Based on the authors' description, they used calcium-free solutions at almost all steps of their experiments. In particular, the coelomocytes were collected in the isotonic solution (CMFSW) with 70 mM EDTA – extremely high and possibly excessive concentration of the chelating agent. In the phagocytosis assay again, they used Ca-free «cold staining medium». If these methodical descriptions are correct, does this mean that coelomocytic phagocytosis in Paracentrotus lividusis calcium independent? If so, this is very unusual point for marine invertebrates and should be noted in the discussion. Perhaps this finding is even more significant than the description of the functions and diversity of new members from the Transformers protein family.

We agree that Calcium is an important factor in phagocytosis. In our phagocytosis assays although we used calcium-magnesium-free seawater for the initial extraction step to avoid clotting, the cell staining medium, which was added later, contained calcium. The recipe is (CMFSW-EH; 460 mM NaCl, 10.73 mM KCl, 7.06 mM Na2SO4, 2.38 mM NaHCO3, 70 mM EDTA, 20 mM HEPES; pH 7.4; Terwilliger et al., 2006)

The authors position sea urchins as “long-living invertebrates”. I suggest to include in the text the longevity estimates (with references) for P. lividus or close related species. This data will definitely increase the interest of ecoimmunologists in their work.

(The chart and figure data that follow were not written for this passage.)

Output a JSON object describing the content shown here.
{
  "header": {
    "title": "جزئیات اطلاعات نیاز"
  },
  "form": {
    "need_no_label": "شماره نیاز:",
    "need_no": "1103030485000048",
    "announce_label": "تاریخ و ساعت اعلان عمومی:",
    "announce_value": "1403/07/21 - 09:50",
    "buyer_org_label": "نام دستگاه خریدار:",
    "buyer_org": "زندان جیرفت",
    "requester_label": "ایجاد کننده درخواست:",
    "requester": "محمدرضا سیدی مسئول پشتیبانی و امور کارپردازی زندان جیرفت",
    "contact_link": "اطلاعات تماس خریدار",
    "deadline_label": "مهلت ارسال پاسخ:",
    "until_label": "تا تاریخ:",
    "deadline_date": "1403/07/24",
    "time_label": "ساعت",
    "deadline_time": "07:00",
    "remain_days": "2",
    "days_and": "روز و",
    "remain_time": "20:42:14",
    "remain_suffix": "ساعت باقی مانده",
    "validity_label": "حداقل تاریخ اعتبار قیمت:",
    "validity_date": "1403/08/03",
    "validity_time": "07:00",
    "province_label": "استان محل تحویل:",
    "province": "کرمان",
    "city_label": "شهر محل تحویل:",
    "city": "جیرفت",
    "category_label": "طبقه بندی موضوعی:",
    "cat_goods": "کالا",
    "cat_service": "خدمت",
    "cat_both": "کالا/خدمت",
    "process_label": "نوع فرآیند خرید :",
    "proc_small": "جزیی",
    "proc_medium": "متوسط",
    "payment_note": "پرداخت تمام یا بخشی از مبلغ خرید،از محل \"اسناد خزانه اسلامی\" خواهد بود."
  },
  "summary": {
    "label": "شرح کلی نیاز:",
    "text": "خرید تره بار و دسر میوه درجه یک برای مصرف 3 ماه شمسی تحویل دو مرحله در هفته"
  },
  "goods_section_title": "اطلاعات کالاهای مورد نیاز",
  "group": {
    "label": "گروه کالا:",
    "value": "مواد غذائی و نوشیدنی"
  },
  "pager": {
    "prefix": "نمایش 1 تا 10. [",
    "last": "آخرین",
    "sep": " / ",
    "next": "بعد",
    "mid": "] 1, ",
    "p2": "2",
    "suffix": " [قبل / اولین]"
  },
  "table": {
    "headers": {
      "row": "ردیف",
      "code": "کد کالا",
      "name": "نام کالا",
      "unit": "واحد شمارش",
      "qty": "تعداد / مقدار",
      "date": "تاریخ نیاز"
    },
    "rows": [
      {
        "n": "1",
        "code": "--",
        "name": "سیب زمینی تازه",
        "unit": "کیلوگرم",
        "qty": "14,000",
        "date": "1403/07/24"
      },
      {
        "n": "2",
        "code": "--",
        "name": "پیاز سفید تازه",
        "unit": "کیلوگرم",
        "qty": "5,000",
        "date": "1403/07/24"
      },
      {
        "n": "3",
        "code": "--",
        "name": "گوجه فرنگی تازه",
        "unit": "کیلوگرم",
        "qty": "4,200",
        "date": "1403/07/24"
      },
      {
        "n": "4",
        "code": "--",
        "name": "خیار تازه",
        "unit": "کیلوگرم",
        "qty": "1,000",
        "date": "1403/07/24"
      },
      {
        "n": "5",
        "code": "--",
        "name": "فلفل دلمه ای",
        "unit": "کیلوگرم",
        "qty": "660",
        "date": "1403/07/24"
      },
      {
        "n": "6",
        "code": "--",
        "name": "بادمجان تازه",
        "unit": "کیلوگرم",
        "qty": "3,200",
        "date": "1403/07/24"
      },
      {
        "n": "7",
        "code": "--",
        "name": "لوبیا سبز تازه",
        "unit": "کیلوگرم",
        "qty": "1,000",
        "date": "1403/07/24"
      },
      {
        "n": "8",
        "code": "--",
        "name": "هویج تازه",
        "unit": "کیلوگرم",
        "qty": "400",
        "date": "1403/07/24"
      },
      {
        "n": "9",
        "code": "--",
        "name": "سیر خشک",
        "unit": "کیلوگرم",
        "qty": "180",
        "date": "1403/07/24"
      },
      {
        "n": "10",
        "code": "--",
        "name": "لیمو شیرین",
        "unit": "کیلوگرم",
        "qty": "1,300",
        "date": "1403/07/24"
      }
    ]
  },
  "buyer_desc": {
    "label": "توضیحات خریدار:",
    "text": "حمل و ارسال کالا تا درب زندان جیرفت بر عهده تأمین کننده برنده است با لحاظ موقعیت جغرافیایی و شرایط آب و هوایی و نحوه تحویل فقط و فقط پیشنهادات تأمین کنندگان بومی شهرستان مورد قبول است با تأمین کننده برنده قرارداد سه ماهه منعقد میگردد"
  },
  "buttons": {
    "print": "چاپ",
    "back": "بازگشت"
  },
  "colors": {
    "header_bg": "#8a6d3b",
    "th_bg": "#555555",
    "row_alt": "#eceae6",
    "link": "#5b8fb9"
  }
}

We added “estimated life-span of ~15 years on average” reference - Tomšić, Sanja, et al. "Growth, size class frequency and reproduction of purple sea urchin, Paracentrotus lividus (Lamarck, 1816) in Bistrina Bay (Adriatic Sea, Croatia)." Acta adriatica 51.1 (2010): 67.

Other changes:

We revised the name of the article and instead of “Diverse Transformers (Trf) protein family in the sea urchin Paracentrotus lividus acts through collaboration between cellular and humoral immune effector arms” it is now “The diverse Transformer (Trf) protein family in the sea urchin Paracentrotus lividus acts through a collaboration between cellular and humoral immune effector arms”

We additionally revised the language of the article thanks to the help from Prof. Courtney Smith, a specialist in the field and a native English speaker. We didn't change any results, methods or discussion.